Official data show that last year alone almost 90,000 people went to live in villages. The reasons why more and more Bulgarians have been choosing village life include the clean air, the peace and quiet, the natural and healthy food, the lack of restrictions and safety. Financially, and especially now, as electricity prices are beginning to soar, the simple life in a village looks all the more alluring. Living in a village is cheaper – no need to pay for public transport, for expensive clothes, for bars and restaurants. Keeping fit costs nothing because physical exercise is part of rural life.

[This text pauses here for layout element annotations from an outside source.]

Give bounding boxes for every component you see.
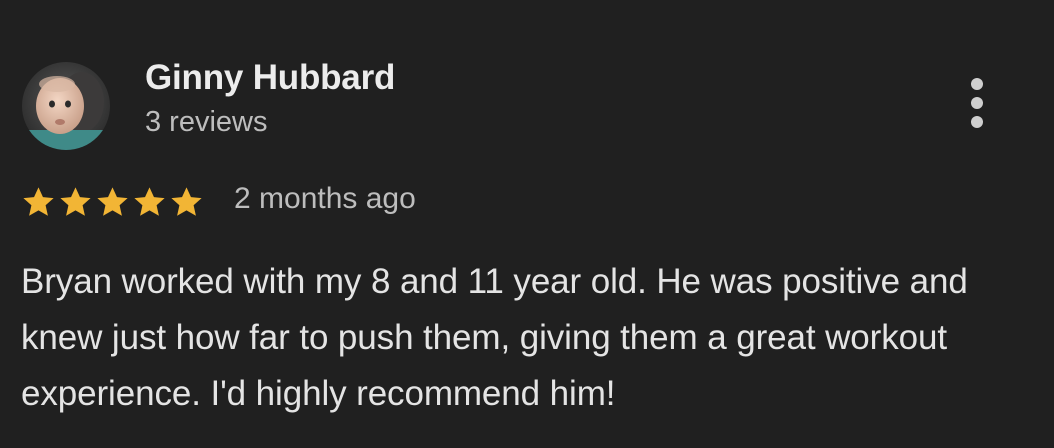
reviewer-name[interactable]: Ginny Hubbard (145, 58, 395, 98)
more-vertical-icon (971, 78, 983, 128)
star-rating (20, 182, 205, 222)
avatar-photo (22, 62, 110, 150)
review-card: Ginny Hubbard 3 reviews 2 months ago Bry… (0, 0, 1054, 448)
more-options-button[interactable] (950, 70, 1004, 136)
star-icon (94, 184, 131, 221)
review-text: Bryan worked with my 8 and 11 year old. … (21, 262, 968, 413)
reviewer-avatar[interactable] (22, 62, 110, 150)
star-icon (168, 184, 205, 221)
star-icon (131, 184, 168, 221)
review-date: 2 months ago (234, 182, 416, 215)
star-icon (57, 184, 94, 221)
star-icon (20, 184, 57, 221)
review-count: 3 reviews (145, 106, 268, 138)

According to data of the Association of Bulgarian Villages people will continue to leave cities for villages in the next five years, with 50,000-60,000 people settling in rural areas every year.

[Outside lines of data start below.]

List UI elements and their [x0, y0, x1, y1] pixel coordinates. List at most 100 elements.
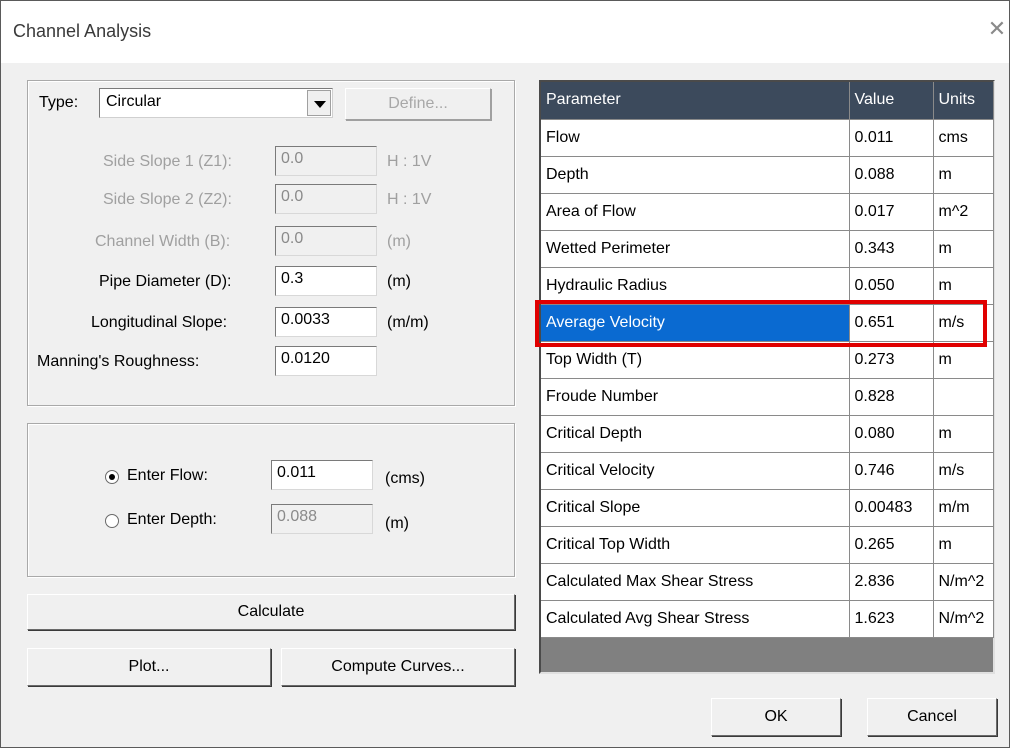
cancel-button[interactable]: Cancel — [867, 698, 997, 736]
header-value[interactable]: Value — [849, 82, 934, 120]
window-title: Channel Analysis — [13, 21, 152, 41]
type-dropdown[interactable]: Circular — [99, 88, 333, 118]
side-slope-2-unit: H : 1V — [387, 191, 432, 208]
units-cell[interactable]: m — [933, 230, 994, 268]
value-cell[interactable]: 0.828 — [849, 378, 934, 416]
value-cell[interactable]: 2.836 — [849, 563, 934, 601]
plot-button[interactable]: Plot... — [27, 648, 271, 686]
units-cell[interactable]: m — [933, 415, 994, 453]
value-cell[interactable]: 0.343 — [849, 230, 934, 268]
units-cell[interactable]: m/s — [933, 452, 994, 490]
calculate-button[interactable]: Calculate — [27, 594, 515, 630]
units-cell[interactable]: m — [933, 267, 994, 305]
value-cell[interactable]: 0.651 — [849, 304, 934, 342]
channel-analysis-dialog: Channel Analysis ✕ Type: Circular Define… — [0, 0, 1010, 748]
close-icon[interactable]: ✕ — [985, 18, 1009, 42]
parameter-cell[interactable]: Calculated Avg Shear Stress — [541, 600, 850, 638]
table-row[interactable]: Wetted Perimeter 0.343 m — [541, 230, 994, 268]
value-cell[interactable]: 0.746 — [849, 452, 934, 490]
parameter-cell[interactable]: Top Width (T) — [541, 341, 850, 379]
longitudinal-slope-unit: (m/m) — [387, 314, 429, 331]
value-cell[interactable]: 0.080 — [849, 415, 934, 453]
table-row[interactable]: Critical Velocity 0.746 m/s — [541, 452, 994, 490]
side-slope-1-field[interactable]: 0.0 — [275, 146, 377, 176]
value-cell[interactable]: 0.265 — [849, 526, 934, 564]
ok-button[interactable]: OK — [711, 698, 841, 736]
parameter-cell[interactable]: Depth — [541, 156, 850, 194]
units-cell[interactable]: m — [933, 341, 994, 379]
parameter-cell[interactable]: Critical Slope — [541, 489, 850, 527]
value-cell[interactable]: 0.011 — [849, 119, 934, 157]
units-cell[interactable]: m — [933, 526, 994, 564]
value-cell[interactable]: 0.050 — [849, 267, 934, 305]
value-cell[interactable]: 1.623 — [849, 600, 934, 638]
table-row[interactable]: Critical Depth 0.080 m — [541, 415, 994, 453]
value-cell[interactable]: 0.017 — [849, 193, 934, 231]
units-cell[interactable]: m^2 — [933, 193, 994, 231]
units-cell[interactable]: cms — [933, 119, 994, 157]
units-cell[interactable]: m/m — [933, 489, 994, 527]
parameter-cell[interactable]: Flow — [541, 119, 850, 157]
parameter-cell[interactable]: Critical Top Width — [541, 526, 850, 564]
pipe-diameter-unit: (m) — [387, 273, 411, 290]
enter-depth-radio[interactable] — [105, 514, 119, 528]
longitudinal-slope-field[interactable]: 0.0033 — [275, 307, 377, 337]
table-row[interactable]: Froude Number 0.828 — [541, 378, 994, 416]
compute-curves-button[interactable]: Compute Curves... — [281, 648, 515, 686]
units-cell[interactable]: m — [933, 156, 994, 194]
title-bar: Channel Analysis ✕ — [1, 1, 1009, 63]
pipe-diameter-field[interactable]: 0.3 — [275, 266, 377, 296]
chevron-down-icon[interactable] — [307, 90, 331, 116]
header-units[interactable]: Units — [933, 82, 994, 120]
channel-width-field[interactable]: 0.0 — [275, 226, 377, 256]
enter-flow-label[interactable]: Enter Flow: — [127, 467, 208, 485]
parameter-cell[interactable]: Hydraulic Radius — [541, 267, 850, 305]
value-cell[interactable]: 0.273 — [849, 341, 934, 379]
parameter-cell[interactable]: Critical Depth — [541, 415, 850, 453]
units-cell[interactable]: N/m^2 — [933, 600, 994, 638]
table-row[interactable]: Calculated Avg Shear Stress 1.623 N/m^2 — [541, 600, 994, 638]
parameter-cell[interactable]: Average Velocity — [541, 304, 850, 342]
side-slope-1-unit: H : 1V — [387, 153, 432, 170]
input-mode-group — [27, 423, 515, 577]
mannings-roughness-label: Manning's Roughness: — [37, 353, 200, 370]
longitudinal-slope-label: Longitudinal Slope: — [91, 314, 228, 331]
side-slope-1-label: Side Slope 1 (Z1): — [103, 153, 232, 170]
side-slope-2-field[interactable]: 0.0 — [275, 184, 377, 214]
table-row[interactable]: Average Velocity 0.651 m/s — [541, 304, 994, 342]
units-cell[interactable]: m/s — [933, 304, 994, 342]
flow-unit: (cms) — [385, 470, 425, 487]
table-row[interactable]: Depth 0.088 m — [541, 156, 994, 194]
enter-depth-label[interactable]: Enter Depth: — [127, 511, 217, 529]
table-row[interactable]: Area of Flow 0.017 m^2 — [541, 193, 994, 231]
results-table: Parameter Value Units Flow 0.011 cms Depth 0… — [541, 82, 994, 638]
side-slope-2-label: Side Slope 2 (Z2): — [103, 191, 232, 208]
table-row[interactable]: Critical Top Width 0.265 m — [541, 526, 994, 564]
table-row[interactable]: Hydraulic Radius 0.050 m — [541, 267, 994, 305]
type-label: Type: — [39, 94, 79, 111]
define-button[interactable]: Define... — [345, 88, 491, 120]
enter-flow-radio[interactable] — [105, 470, 119, 484]
value-cell[interactable]: 0.088 — [849, 156, 934, 194]
parameter-cell[interactable]: Critical Velocity — [541, 452, 850, 490]
results-grid[interactable]: Parameter Value Units Flow 0.011 cms Depth 0… — [539, 80, 995, 674]
pipe-diameter-label: Pipe Diameter (D): — [99, 273, 232, 290]
results-header-row: Parameter Value Units — [541, 82, 994, 120]
depth-field[interactable]: 0.088 — [271, 504, 373, 534]
parameter-cell[interactable]: Calculated Max Shear Stress — [541, 563, 850, 601]
parameter-cell[interactable]: Froude Number — [541, 378, 850, 416]
table-row[interactable]: Flow 0.011 cms — [541, 119, 994, 157]
parameter-cell[interactable]: Wetted Perimeter — [541, 230, 850, 268]
table-row[interactable]: Calculated Max Shear Stress 2.836 N/m^2 — [541, 563, 994, 601]
table-row[interactable]: Critical Slope 0.00483 m/m — [541, 489, 994, 527]
depth-unit: (m) — [385, 515, 409, 532]
units-cell[interactable]: N/m^2 — [933, 563, 994, 601]
flow-field[interactable]: 0.011 — [271, 460, 373, 490]
units-cell[interactable] — [933, 378, 994, 416]
header-parameter[interactable]: Parameter — [541, 82, 850, 120]
table-row[interactable]: Top Width (T) 0.273 m — [541, 341, 994, 379]
mannings-roughness-field[interactable]: 0.0120 — [275, 346, 377, 376]
value-cell[interactable]: 0.00483 — [849, 489, 934, 527]
channel-width-label: Channel Width (B): — [95, 233, 231, 250]
parameter-cell[interactable]: Area of Flow — [541, 193, 850, 231]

“These are people of working age,” the Association’s chairman Borislav Borisov says in an interview for Bulgaria ON AIR TV:

“What people are looking for here is a restart to their lives,” he says and adds: “More than 90% of Bulgarian villages have fast internet and that means distance work. Many of the people who move to villages are of working age and have a high level of education.”

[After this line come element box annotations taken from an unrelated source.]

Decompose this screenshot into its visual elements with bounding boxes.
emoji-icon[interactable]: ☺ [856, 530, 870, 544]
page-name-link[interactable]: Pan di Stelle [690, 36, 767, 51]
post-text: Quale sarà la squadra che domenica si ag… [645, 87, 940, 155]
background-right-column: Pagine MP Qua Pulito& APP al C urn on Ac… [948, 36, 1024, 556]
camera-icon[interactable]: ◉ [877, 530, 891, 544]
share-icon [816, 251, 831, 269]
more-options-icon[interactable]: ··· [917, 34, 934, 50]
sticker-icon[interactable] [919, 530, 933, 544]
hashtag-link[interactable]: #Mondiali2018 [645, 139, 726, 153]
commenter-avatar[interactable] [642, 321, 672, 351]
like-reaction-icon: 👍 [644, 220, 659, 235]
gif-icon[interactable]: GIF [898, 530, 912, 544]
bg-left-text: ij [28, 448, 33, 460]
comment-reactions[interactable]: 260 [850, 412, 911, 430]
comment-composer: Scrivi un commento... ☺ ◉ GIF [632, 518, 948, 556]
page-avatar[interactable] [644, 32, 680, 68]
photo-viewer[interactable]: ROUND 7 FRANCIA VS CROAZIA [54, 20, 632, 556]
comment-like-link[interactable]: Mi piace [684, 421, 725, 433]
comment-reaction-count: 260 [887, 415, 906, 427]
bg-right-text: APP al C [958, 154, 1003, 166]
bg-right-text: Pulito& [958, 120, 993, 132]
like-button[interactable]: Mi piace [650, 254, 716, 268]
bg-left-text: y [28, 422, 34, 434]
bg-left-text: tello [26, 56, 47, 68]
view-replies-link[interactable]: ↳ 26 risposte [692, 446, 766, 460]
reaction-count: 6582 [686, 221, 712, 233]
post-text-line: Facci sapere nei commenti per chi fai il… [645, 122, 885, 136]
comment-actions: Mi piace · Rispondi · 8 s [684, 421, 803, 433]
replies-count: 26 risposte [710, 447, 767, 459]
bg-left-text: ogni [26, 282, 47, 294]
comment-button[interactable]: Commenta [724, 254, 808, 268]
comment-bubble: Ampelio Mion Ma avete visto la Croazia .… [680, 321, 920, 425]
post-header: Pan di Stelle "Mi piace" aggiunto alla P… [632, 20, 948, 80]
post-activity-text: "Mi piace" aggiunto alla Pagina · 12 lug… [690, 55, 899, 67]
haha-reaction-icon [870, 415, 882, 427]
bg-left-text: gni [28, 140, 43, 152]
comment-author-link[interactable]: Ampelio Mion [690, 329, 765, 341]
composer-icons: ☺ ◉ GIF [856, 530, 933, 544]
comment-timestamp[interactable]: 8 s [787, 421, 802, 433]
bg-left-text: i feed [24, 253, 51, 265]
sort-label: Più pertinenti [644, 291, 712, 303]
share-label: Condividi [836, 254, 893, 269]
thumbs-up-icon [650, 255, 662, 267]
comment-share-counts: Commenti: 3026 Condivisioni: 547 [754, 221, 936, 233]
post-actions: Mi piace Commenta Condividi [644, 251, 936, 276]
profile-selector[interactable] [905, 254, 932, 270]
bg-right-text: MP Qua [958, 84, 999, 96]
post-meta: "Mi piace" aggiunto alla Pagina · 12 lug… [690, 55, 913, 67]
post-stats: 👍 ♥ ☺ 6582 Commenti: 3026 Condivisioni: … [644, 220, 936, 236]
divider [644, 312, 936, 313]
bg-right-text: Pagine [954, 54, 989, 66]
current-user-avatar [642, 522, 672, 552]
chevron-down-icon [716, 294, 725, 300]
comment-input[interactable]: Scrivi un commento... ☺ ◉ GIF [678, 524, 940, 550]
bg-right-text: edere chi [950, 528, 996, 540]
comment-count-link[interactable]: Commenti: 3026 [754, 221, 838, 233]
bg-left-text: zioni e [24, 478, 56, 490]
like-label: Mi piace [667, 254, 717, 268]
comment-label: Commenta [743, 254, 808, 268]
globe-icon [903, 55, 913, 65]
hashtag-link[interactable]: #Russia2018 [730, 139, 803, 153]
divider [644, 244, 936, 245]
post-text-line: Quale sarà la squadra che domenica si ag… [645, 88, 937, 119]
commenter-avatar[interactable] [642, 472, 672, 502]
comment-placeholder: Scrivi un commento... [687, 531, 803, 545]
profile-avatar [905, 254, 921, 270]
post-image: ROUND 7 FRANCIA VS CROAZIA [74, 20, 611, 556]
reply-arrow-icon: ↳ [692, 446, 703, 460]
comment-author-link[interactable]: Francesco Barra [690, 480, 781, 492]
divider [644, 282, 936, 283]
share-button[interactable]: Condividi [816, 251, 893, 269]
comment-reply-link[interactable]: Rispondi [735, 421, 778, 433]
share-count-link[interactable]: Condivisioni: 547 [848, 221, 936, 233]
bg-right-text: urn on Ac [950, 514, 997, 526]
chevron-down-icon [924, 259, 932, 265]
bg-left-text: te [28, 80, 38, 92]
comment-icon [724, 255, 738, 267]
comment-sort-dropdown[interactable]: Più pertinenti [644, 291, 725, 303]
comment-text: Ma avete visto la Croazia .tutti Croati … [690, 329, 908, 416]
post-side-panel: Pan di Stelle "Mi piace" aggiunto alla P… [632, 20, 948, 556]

And this “migration” is affecting the improvement of the infrastructure, the development of projects and the promotion of tourism in rural areas. New communities are springing up which organize all kinds of initiatives, cultural and sporting events.

The exodus from big cities is having its inevitable effect on the real estate market as well. Demand is up, and so are prices. Until 2-3 years ago village houses went for 10,000 – 15,000 euro, now the going price has reached 35,000 euro, or the cost of an apartment in one of Bulgaria’s smaller towns.